Does the choice of medication affect which providers I can use?
Most UK providers offer both Mounjaro and Wegovy. However, some specialist programmes focus on one or the other, and a small number of pharmacy providers stock one more reliably than the other. Supply issues have been more common with Wegovy historically. The cleardose comparison tool lets you filter by drug.
Is the Wegovy 7.2mg dose available in the UK now?
Yes — it was approved by the MHRA in January 2026 and is available through private providers. It's not a starting dose; it's intended for patients who have already reached and tolerated the 2.4mg maintenance dose. Not all providers offer it yet, and supply is still establishing. Check individual providers for availability.
What happens if I stop taking the medication?
Weight regain is common after stopping both medications — for most people, appetite returns to pre-treatment levels relatively quickly. Research consistently shows that the medications work while you take them; they don't create lasting metabolic changes. This makes long-term cost a real factor in choosing which to start with.

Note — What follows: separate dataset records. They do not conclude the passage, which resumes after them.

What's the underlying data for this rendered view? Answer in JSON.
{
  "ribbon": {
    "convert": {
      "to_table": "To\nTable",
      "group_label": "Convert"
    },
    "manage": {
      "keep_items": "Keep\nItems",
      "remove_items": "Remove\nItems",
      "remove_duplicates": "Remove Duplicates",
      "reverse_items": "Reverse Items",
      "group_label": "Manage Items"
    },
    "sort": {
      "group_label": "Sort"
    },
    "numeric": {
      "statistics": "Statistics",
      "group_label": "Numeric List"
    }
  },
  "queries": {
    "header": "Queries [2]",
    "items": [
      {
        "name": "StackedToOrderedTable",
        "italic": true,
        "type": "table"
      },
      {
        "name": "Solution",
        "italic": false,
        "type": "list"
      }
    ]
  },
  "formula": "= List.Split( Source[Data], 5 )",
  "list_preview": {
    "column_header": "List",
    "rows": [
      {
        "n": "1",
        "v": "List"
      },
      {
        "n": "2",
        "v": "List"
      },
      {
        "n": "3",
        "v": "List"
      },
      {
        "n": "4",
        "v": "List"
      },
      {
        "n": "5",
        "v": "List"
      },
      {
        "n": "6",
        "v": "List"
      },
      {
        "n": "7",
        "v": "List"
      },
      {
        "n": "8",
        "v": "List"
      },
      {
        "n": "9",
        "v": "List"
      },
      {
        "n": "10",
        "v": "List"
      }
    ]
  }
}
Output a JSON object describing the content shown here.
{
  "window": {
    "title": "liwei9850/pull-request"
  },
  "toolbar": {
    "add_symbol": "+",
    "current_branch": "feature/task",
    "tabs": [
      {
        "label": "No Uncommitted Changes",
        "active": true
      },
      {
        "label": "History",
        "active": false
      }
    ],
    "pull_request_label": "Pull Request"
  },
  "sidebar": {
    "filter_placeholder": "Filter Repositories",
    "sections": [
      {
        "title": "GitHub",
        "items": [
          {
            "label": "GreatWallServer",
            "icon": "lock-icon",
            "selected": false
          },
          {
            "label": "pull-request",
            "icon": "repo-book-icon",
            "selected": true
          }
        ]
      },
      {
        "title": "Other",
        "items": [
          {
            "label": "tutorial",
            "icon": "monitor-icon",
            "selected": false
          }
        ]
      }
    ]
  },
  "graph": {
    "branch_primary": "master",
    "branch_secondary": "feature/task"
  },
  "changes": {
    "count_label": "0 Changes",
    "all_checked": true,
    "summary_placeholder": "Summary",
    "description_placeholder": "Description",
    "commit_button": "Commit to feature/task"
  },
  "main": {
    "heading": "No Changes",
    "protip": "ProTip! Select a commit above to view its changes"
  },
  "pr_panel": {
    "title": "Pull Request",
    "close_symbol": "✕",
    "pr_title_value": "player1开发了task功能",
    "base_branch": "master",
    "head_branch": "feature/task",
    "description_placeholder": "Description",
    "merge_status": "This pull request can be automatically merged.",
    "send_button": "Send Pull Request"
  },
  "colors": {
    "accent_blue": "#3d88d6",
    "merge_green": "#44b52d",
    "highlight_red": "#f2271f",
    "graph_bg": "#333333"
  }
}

Can I get either medication on the NHS?
Mounjaro became available on the NHS from June 2025 for very high-need patients — typically BMI 40+ with at least four weight-related health conditions. Wegovy is available through specialist NHS weight management services but access remains highly restricted. In practice, most people currently access both medications through private prescription.
Which medication causes more nausea?
Clinical trial data doesn't show a significant difference in nausea rates between the two. Both cause GI side effects most prominently during dose escalation. Individual response varies considerably — some people tolerate one much better than the other. If you experience significant side effects, speak to your prescriber before stopping.